# My Digital Art.



## immense (Jun 20, 2012)

these are beautiful nice use of blurs!

try to add more detail to the background it really would be amazing!

do you use photoshop? and if so do you have a tablet to draw?


----------



## Vidalaequine (Jun 19, 2011)

Thank you .

The top three aren't finished at all, at the moment they're just sitting in my hard drive gathering virtual dust. I did use Photoshop, and I have a bamboo pen and touch. The pen disappeared though and I have almost ripped my house apart looking for it but can't find it. I ordered a new one on Monday, so hopefully it arrives next week.


----------



## Jessabel (Mar 19, 2009)

These are beautiful! I especially like the first and last ones.


----------



## Vidalaequine (Jun 19, 2011)

thank you 
_Posted via Mobile Device_


----------



## Tux (Jul 18, 2011)

I really like them! You have a cool unique style, they're super pretty pictures!


----------



## Vidalaequine (Jun 19, 2011)

Thank you . They're all pretty rough, I need to go back and define them more, but that can wait


----------



## xJumperx (Feb 19, 2012)

Those are beautiful! Can't wait till your exams are done - I'll be at your door ordering pictures  Love that banner you made for Howrse - might ask you to make me one when you are ready :3


----------



## Vidalaequine (Jun 19, 2011)

Thank you . I have four weeks until they're over.

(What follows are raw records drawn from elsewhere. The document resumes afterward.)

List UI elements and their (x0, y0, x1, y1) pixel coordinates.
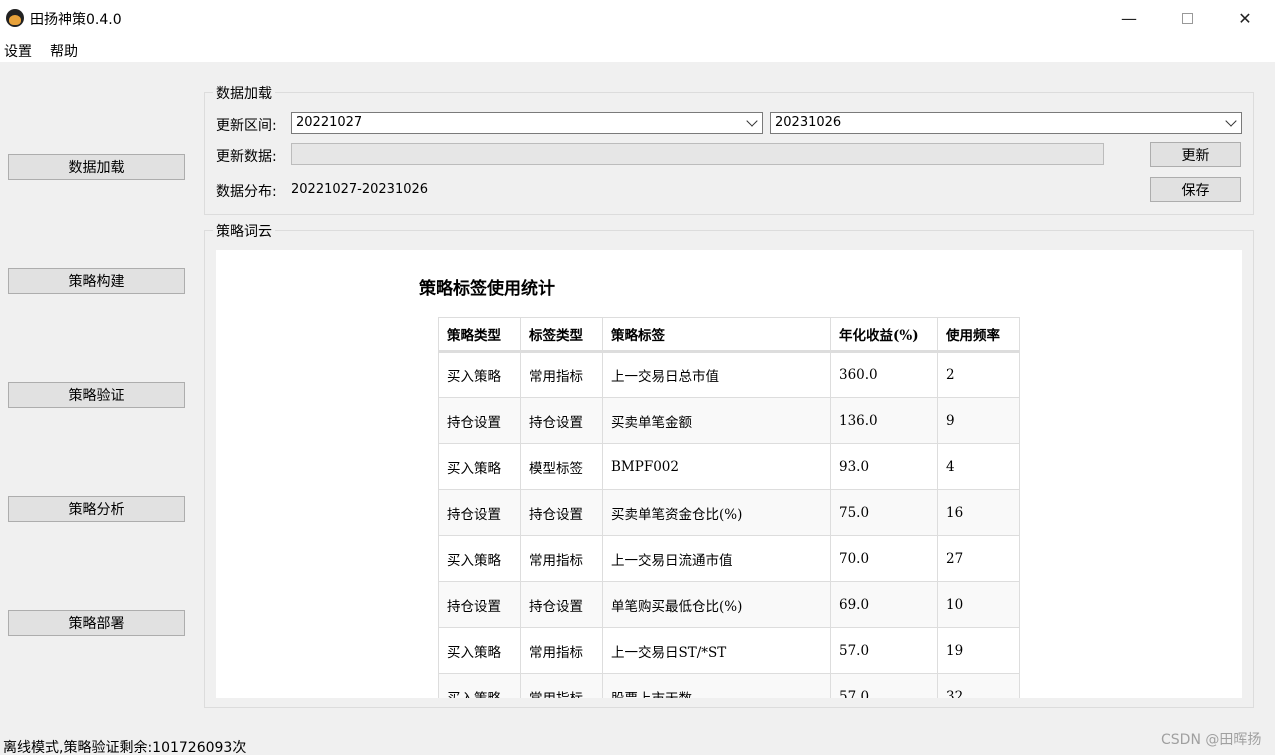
table-cell: 持仓设置 (520, 397, 603, 444)
nav-strategy-build-button[interactable]: 策略构建 (8, 268, 185, 294)
table-cell: 常用指标 (520, 535, 603, 582)
menu-bar: 设置 帮助 (0, 36, 1275, 62)
table-cell: 70.0 (830, 535, 938, 582)
table-cell: 75.0 (830, 489, 938, 536)
column-header: 标签类型 (520, 317, 603, 353)
minimize-button[interactable]: — (1100, 0, 1158, 36)
table-cell: 持仓设置 (520, 581, 603, 628)
nav-strategy-verify-button[interactable]: 策略验证 (8, 382, 185, 408)
table-cell: 10 (937, 581, 1020, 628)
data-distribution-label: 数据分布: (216, 184, 277, 200)
table-cell: 27 (937, 535, 1020, 582)
update-range-label: 更新区间: (216, 118, 277, 134)
table-cell: 常用指标 (520, 627, 603, 674)
status-text: 离线模式,策略验证剩余:101726093次 (3, 740, 247, 755)
watermark: CSDN @田晖扬 (1161, 732, 1262, 748)
update-progress-bar (291, 143, 1104, 165)
table-cell: 上一交易日流通市值 (602, 535, 831, 582)
table-cell: 模型标签 (520, 443, 603, 490)
data-distribution-value: 20221027-20231026 (291, 182, 429, 197)
end-date-value: 20231026 (775, 115, 842, 130)
menu-help[interactable]: 帮助 (50, 41, 78, 61)
nav-strategy-analysis-button[interactable]: 策略分析 (8, 496, 185, 522)
table-cell: 买入策略 (438, 443, 521, 490)
table-cell: 136.0 (830, 397, 938, 444)
table-cell: 上一交易日ST/*ST (602, 627, 831, 674)
table-row: 持仓设置 持仓设置 买卖单笔金额 136.0 9 (438, 397, 1020, 444)
start-date-value: 20221027 (296, 115, 363, 130)
table-cell: 持仓设置 (438, 581, 521, 628)
table-cell: 买入策略 (438, 351, 521, 398)
table-cell: 360.0 (830, 351, 938, 398)
table-cell: 57.0 (830, 627, 938, 674)
table-cell: 买入策略 (438, 673, 521, 698)
stats-title: 策略标签使用统计 (419, 279, 555, 299)
table-cell: 57.0 (830, 673, 938, 698)
table-cell: BMPF002 (602, 443, 831, 490)
table-cell: 69.0 (830, 581, 938, 628)
table-row: 买入策略 常用指标 上一交易日流通市值 70.0 27 (438, 535, 1020, 582)
table-cell: 16 (937, 489, 1020, 536)
table-row: 买入策略 常用指标 股票上市天数 57.0 32 (438, 673, 1020, 698)
column-header: 策略类型 (438, 317, 521, 353)
stats-viewer[interactable]: 策略标签使用统计 策略类型 标签类型 策略标签 年化收益(%) 使用频率 买入策… (216, 250, 1242, 698)
update-button[interactable]: 更新 (1150, 142, 1241, 167)
table-cell: 常用指标 (520, 673, 603, 698)
table-cell: 2 (937, 351, 1020, 398)
chevron-down-icon (1225, 115, 1237, 127)
maximize-icon (1181, 12, 1193, 24)
table-row: 持仓设置 持仓设置 单笔购买最低仓比(%) 69.0 10 (438, 581, 1020, 628)
table-cell: 持仓设置 (438, 489, 521, 536)
table-cell: 买卖单笔金额 (602, 397, 831, 444)
end-date-select[interactable]: 20231026 (770, 112, 1242, 134)
nav-strategy-deploy-button[interactable]: 策略部署 (8, 610, 185, 636)
table-cell: 4 (937, 443, 1020, 490)
table-cell: 买入策略 (438, 535, 521, 582)
window-title: 田扬神策0.4.0 (30, 12, 122, 28)
table-cell: 19 (937, 627, 1020, 674)
close-button[interactable]: ✕ (1216, 0, 1274, 36)
table-row: 持仓设置 持仓设置 买卖单笔资金仓比(%) 75.0 16 (438, 489, 1020, 536)
column-header: 使用频率 (937, 317, 1020, 353)
table-row: 买入策略 常用指标 上一交易日总市值 360.0 2 (438, 351, 1020, 398)
table-header-row: 策略类型 标签类型 策略标签 年化收益(%) 使用频率 (438, 317, 1020, 353)
table-cell: 上一交易日总市值 (602, 351, 831, 398)
title-bar: 田扬神策0.4.0 — ✕ (0, 0, 1275, 36)
table-cell: 买入策略 (438, 627, 521, 674)
table-cell: 32 (937, 673, 1020, 698)
column-header: 策略标签 (602, 317, 831, 353)
start-date-select[interactable]: 20221027 (291, 112, 763, 134)
wordcloud-group-title: 策略词云 (213, 221, 275, 241)
table-cell: 持仓设置 (520, 489, 603, 536)
save-button[interactable]: 保存 (1150, 177, 1241, 202)
table-cell: 93.0 (830, 443, 938, 490)
table-cell: 买卖单笔资金仓比(%) (602, 489, 831, 536)
table-cell: 单笔购买最低仓比(%) (602, 581, 831, 628)
table-row: 买入策略 模型标签 BMPF002 93.0 4 (438, 443, 1020, 490)
data-load-group-title: 数据加载 (213, 83, 275, 103)
table-cell: 9 (937, 397, 1020, 444)
table-cell: 持仓设置 (438, 397, 521, 444)
table-row: 买入策略 常用指标 上一交易日ST/*ST 57.0 19 (438, 627, 1020, 674)
table-cell: 股票上市天数 (602, 673, 831, 698)
menu-settings[interactable]: 设置 (4, 41, 32, 61)
update-data-label: 更新数据: (216, 149, 277, 165)
maximize-button[interactable] (1158, 0, 1216, 36)
stats-table: 策略类型 标签类型 策略标签 年化收益(%) 使用频率 买入策略 常用指标 上一… (438, 317, 1020, 698)
chevron-down-icon (746, 115, 758, 127)
nav-data-load-button[interactable]: 数据加载 (8, 154, 185, 180)
table-cell: 常用指标 (520, 351, 603, 398)
app-logo-icon (6, 9, 24, 27)
column-header: 年化收益(%) (830, 317, 938, 353)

I'll send you a pm when Im ready if thats okay?
_Posted via Mobile Device_


----------



## TexanFreedom (Apr 2, 2012)

They are very beautiful. Don't stop what you are doing. 

My pen and touch tablet broke, so now I'm stuck with traditional


----------



## xJumperx (Feb 19, 2012)

Sounds awesome  I'll be anxiously awaiting


----------